体験的SV業務 -社員の能力開発はSVの基本的な開発業務だ

(商業界 飲食店経営1998年10月号掲載)

1)店長教育

なり立てのSVにとって難しいのは、今まで同僚だった店長を、急に部下として扱わなくてはいけないと言うことだ。店長にとっても昨日まで同じ店長でその長所短所を知り尽くしている店長が急に上司になるのだから、感情的に抵抗があるのは当たり前だ。そうすると店長を力でねじ伏せようとして、店長と競争をするスーパー店長になりがちだ。

新任のSVよりも経験とキャリアの古い店長を使うのはなかなか難しい物で、何か指摘したり、指示をしたりする際に、つい店長に直接言えず、アシスタントマネージャーを通して伝えがちになる。

使いにくい店長にアシスタントマネージャーを通して命令するだけなら良いが、店長が信頼できないのでモラルの強いアシスタントマネージャーをその店舗に配属して、自分にとってコントロールしやすいようにしようとする過ちを犯してしまった。信頼の出来るアシスタントマネージャーを配属し彼を通して店舗をコントロールしようとしたのだ。しかし、これが大失敗だった。どんなに優秀なアシスタントマネージャーで、SVが指示していても、店舗では店長を通してしか仕事が出来ない。店舗のアルバイトは皆店長を見ているからだ。若いアルバイトにとってはちょっといい加減なモラルの低い店長というのは身近な存在であり、格好が良く感じられるのだ。そして、モラルの低い店長と厳しいSVの指示の板挟みになったアシスタントマネージャーは消耗し、場合よっては退職をしてしまうような最悪の状況に陥ってしまった。

人事というのは人間関係であり、相性という物がある。各人がどれだけ能力があるかと言うより、相性がよいか、チームワークを旨く生み出せるかと言う方がよほど重要だ。どんなに能力の低いマネージャーチームでも、チームワークがあればかなりの能力を生み出せるからだ。

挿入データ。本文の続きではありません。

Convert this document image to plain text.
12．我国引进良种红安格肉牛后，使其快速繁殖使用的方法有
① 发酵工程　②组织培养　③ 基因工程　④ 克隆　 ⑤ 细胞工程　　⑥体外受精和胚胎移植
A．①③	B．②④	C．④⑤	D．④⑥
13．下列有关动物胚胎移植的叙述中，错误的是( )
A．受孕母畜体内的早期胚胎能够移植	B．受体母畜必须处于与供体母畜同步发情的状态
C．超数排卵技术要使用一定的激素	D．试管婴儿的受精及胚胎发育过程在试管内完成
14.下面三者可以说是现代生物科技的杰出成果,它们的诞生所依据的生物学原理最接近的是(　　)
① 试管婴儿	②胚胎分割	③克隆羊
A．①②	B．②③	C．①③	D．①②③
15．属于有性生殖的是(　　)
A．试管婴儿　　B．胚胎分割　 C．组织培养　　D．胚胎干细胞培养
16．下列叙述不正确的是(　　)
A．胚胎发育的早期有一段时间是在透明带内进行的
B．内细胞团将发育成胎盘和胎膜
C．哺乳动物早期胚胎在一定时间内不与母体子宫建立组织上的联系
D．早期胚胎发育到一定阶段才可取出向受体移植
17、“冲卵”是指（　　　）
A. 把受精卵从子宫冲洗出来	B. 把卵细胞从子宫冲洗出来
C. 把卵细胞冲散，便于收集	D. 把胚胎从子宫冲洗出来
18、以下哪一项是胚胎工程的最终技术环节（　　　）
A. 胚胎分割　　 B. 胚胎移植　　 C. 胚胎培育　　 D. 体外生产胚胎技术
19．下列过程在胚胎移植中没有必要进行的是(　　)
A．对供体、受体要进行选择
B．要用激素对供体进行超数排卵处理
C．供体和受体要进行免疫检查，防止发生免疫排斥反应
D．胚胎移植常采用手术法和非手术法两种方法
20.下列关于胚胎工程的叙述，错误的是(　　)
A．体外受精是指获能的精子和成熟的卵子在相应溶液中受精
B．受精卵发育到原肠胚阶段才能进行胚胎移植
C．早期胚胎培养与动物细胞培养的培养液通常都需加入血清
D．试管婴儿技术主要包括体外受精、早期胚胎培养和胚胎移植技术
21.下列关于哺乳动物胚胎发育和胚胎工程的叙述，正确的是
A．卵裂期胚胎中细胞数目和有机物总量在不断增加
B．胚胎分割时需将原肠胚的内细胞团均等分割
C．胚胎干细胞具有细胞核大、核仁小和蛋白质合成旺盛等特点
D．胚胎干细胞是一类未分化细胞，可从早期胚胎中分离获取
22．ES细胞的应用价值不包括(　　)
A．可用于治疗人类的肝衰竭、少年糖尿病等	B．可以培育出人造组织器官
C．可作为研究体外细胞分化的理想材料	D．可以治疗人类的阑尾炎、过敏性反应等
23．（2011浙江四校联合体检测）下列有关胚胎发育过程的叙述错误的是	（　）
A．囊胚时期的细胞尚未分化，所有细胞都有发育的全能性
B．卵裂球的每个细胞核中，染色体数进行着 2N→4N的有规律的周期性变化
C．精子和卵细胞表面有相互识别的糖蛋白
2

人間はプライドがあるから自分はオペレーションは一番旨いと思っている。自分とほとんど同格の人間を使う場合にはまず力でねじ伏せようと無理をしがちだ。相手の能力や人格を否定しようとするから、相手も心を素直に開かない。そんなことが分かるのは、相手のレベルよりもより地位が上がり余裕が出てからだ。その問題点を気がつかせるように、心理的な人間関係をしっかり教えようとしたのが、米国マクドナルド社だった。

米国はドライな人間関係のように思われるが、実は日本よりも上司と部下の関係はウエットであり、仕事上のトラブルと個人的なトラブルの区別が付かないと言う問題が多く発生していた。個人的に相手が気に入らないと仕事上のいじめを生み出し、結果的に会社の人材が流出するという問題が発生する。そこで、人間関係のあり方を考え直そうと言うことで、交流分析という心理学を取り入れることにした。

それがMACPACと言う授業だ。交流分析というのはお互いの気持ちの状態を理解させようと言う物だ。人間は感情の動物だから、ちょっとしたコミニュケーションの食い違いが大きな問題に発生する。朝から一日機嫌が安定しているわけではなく、気分の良いとき、悪いときが周期的に発生する。しゃべり方一つでも相手を傷つけたりする。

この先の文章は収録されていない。